Lerma, on the other hand, just finished her second year of football camp, so this isn’t her first rodeo. Two years ago, she attended her first football camp before deciding to focus on soccer last summer. This year, she’s ready to get back to hitting, and she’s doing a pretty good job of it, so it seems. One drill in particular, she said, called sumo wrestling, has been her specialty.

“We do this one drill called sumo wrestling, and it’s not really wrestling, but the coaches say I’m good at pinning people down,” Lerma said.

Although the hitting is pretty straight forward, all three girls mentioned learning the playbook as one of the most difficult aspects of the game. Thankfully, each of them said the boys have been supportive for the most part, helping them with plays and walking them through drills.
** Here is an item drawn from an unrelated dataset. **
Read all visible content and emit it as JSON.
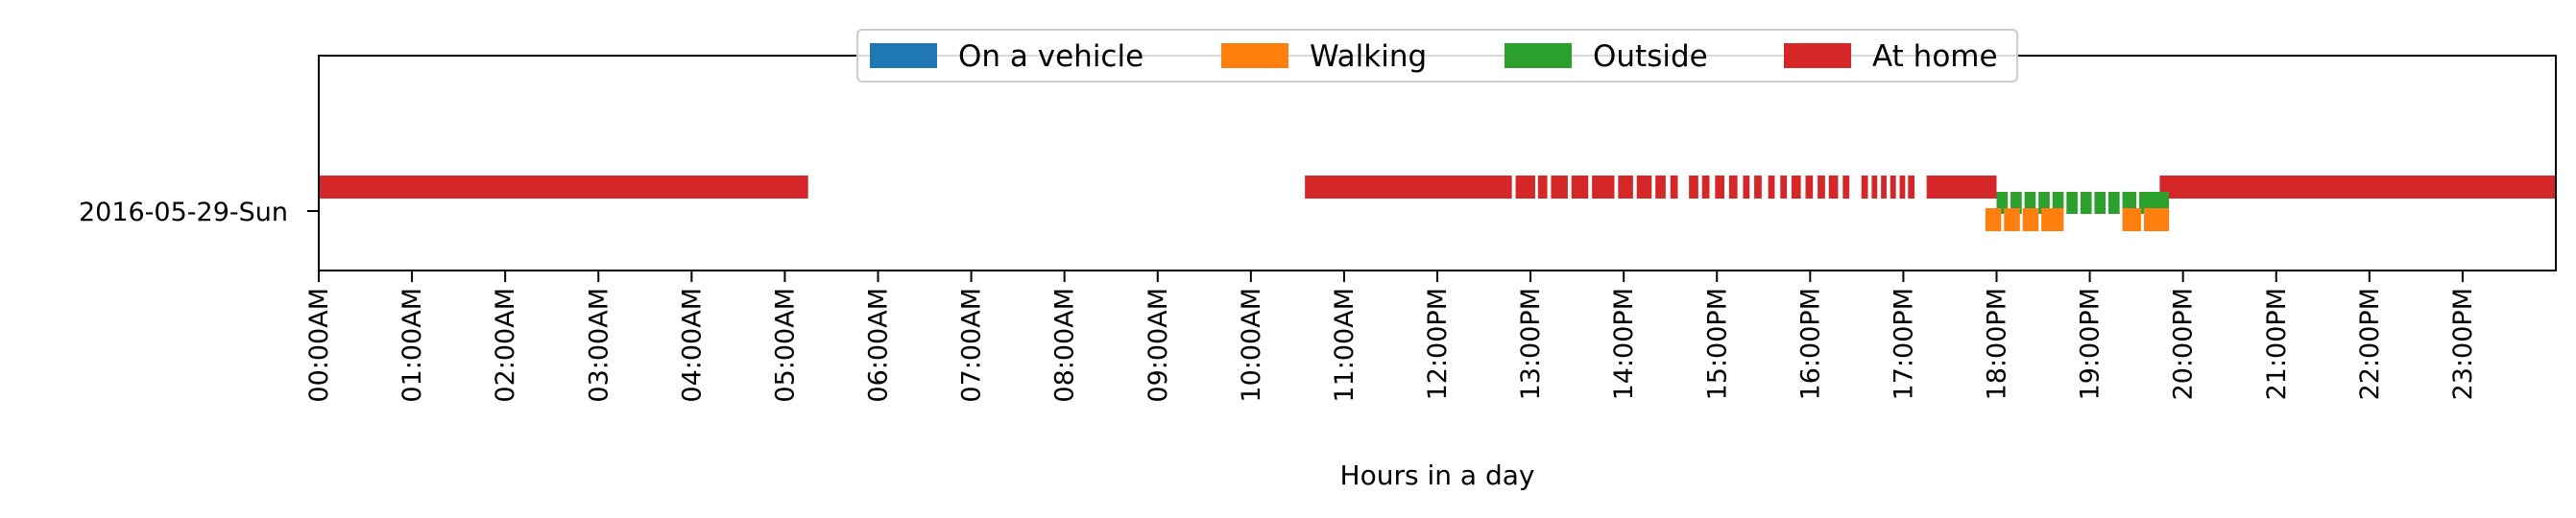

The girls appreciate the help, no doubt, but also want to make sure nobody is taking it easy on them. Lerma knows it may be a tough transition, but she wants the exact same treatment and opportunities that the boys get.

“I don’t want them to go easy on me because I’m a girl,” Lerma said. “They might want to go easy on me, but I’d like the same kind of action the boys have for playing football.”

“They’re not hitting me as hard as they do to other people,” Foster said, adding that she wishes they would.

Apart from the occasional reduced effort against them during drills, the girls said they’ve been treated just like one of the guys after the initial uncertainty wore off. Amsler said that uncertainty has since turned to encouragement.

“At first, they were kind of like, ‘Eh,’ but now they’re like, ‘Good job,’” Amsler said.

As far as their opponents are concerned, none of the girls want them to know who they’re up against until after the game, which may require some creativity to hide a braid or two.

“I don’t know, I might tuck in my braid so they don’t know, so they’ll actually go hard on me,” Amsler said.

Foster doesn’t think it will be a big deal, even if they do find out beforehand.

“I think they’re just going to be like, ‘Who cares, really?’” Foster said.

Lorance admitted that it might be different having a few girls on the football field, but so far, they’ve competed hard in practice both against and with the boys.

“They were running gassers tonight with the boys, they were learning plays tonight with the boys, and they looked like they were picking it up in camp to the point where they said, ‘Yeah, we want to do this,’” Lorance said.

For game days, Lorance gave them some fairly simple advice to adhere to when they hit the field.

“It’s going to be different having some girls out there, but I told them, ‘Hit hard, hit often, hit quick, and don’t let them know you’re a girl until after the game,’” he said.